Success means getting specific

Being closely examined by MCHC are elements of the RAC audits that have received particular attention elsewhere, including admitting criteria and the administration of IVs and medication. Real costs to the hospital so far, including the two full-time nurses, is less than $200,000; roughly half of that has been “recouped” in the form of potential revenue denials that were identified and thus mitigated by specifically scrutinizing IV therapy billing.

Meanwhile, the RCM has been bolstered in other areas as the audits approach: the hospital's electronic medical record system has been optimized, billing has been enhanced and collection of late payments has intensified.

“HIM has had to step it up, the IT department has had to step it up, and so have our registrars and clinicians,” Kloewer says. “It's all about finding the holes and getting them plugged.”

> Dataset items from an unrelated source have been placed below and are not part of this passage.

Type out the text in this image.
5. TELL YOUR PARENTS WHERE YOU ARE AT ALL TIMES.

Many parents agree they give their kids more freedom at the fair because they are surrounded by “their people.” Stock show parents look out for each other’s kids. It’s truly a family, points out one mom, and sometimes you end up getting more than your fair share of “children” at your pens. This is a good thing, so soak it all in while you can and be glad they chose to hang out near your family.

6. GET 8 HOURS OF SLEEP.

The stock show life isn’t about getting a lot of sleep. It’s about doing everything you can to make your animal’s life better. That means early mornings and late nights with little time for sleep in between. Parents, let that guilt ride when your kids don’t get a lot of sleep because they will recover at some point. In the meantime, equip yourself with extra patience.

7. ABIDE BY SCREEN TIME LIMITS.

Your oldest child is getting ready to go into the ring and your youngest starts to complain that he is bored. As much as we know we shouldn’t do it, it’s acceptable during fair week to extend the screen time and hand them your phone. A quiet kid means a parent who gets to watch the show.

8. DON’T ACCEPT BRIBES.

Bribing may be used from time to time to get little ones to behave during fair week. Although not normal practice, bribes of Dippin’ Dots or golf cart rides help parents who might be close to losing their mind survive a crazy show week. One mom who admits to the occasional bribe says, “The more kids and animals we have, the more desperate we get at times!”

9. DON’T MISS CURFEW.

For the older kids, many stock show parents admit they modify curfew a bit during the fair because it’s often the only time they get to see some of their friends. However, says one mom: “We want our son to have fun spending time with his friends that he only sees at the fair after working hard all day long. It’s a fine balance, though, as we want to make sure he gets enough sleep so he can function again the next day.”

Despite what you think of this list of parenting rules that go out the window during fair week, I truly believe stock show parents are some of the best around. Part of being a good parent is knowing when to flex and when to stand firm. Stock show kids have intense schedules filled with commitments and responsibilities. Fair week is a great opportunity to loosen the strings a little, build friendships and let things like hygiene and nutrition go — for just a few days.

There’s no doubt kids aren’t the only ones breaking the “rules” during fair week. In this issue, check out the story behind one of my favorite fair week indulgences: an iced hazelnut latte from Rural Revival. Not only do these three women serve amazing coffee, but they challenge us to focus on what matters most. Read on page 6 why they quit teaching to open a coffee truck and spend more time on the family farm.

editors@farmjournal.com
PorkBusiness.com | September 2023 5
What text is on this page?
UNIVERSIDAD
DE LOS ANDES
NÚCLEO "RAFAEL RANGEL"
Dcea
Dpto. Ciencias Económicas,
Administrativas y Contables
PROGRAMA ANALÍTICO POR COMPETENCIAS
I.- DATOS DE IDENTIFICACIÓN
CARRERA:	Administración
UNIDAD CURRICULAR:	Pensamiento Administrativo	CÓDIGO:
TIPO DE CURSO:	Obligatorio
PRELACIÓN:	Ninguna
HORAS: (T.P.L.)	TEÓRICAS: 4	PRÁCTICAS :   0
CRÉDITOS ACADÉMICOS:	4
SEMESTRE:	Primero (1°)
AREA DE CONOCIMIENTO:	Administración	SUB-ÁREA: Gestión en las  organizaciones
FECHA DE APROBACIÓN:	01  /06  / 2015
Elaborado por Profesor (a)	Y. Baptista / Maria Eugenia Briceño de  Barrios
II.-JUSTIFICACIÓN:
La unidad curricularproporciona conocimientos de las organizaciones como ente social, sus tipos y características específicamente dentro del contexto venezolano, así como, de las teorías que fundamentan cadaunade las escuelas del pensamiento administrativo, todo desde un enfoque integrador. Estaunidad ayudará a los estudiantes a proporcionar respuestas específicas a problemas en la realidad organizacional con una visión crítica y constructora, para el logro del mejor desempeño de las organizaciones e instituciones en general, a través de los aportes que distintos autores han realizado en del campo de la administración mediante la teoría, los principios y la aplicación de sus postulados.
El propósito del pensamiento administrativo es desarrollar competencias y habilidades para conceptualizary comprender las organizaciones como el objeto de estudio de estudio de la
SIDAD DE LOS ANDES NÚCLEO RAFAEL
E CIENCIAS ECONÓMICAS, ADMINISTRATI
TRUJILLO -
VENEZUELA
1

‘Substantial’ revenue risk

At e Burlington, Vt.-based Fletcher Allen Health Care, which is licensed for 562 beds and has a 40 percent Medicare mix, leaders initiated a diagnosis-related group (DRG) validation audit in February with a request for records involving 10 respiratory patient encounters.

“There is direct revenue at risk that could be substantial,” Todd Moore, vice-president/revenue cycle, says of the RAC effort. “This program is not set up to not find anything.”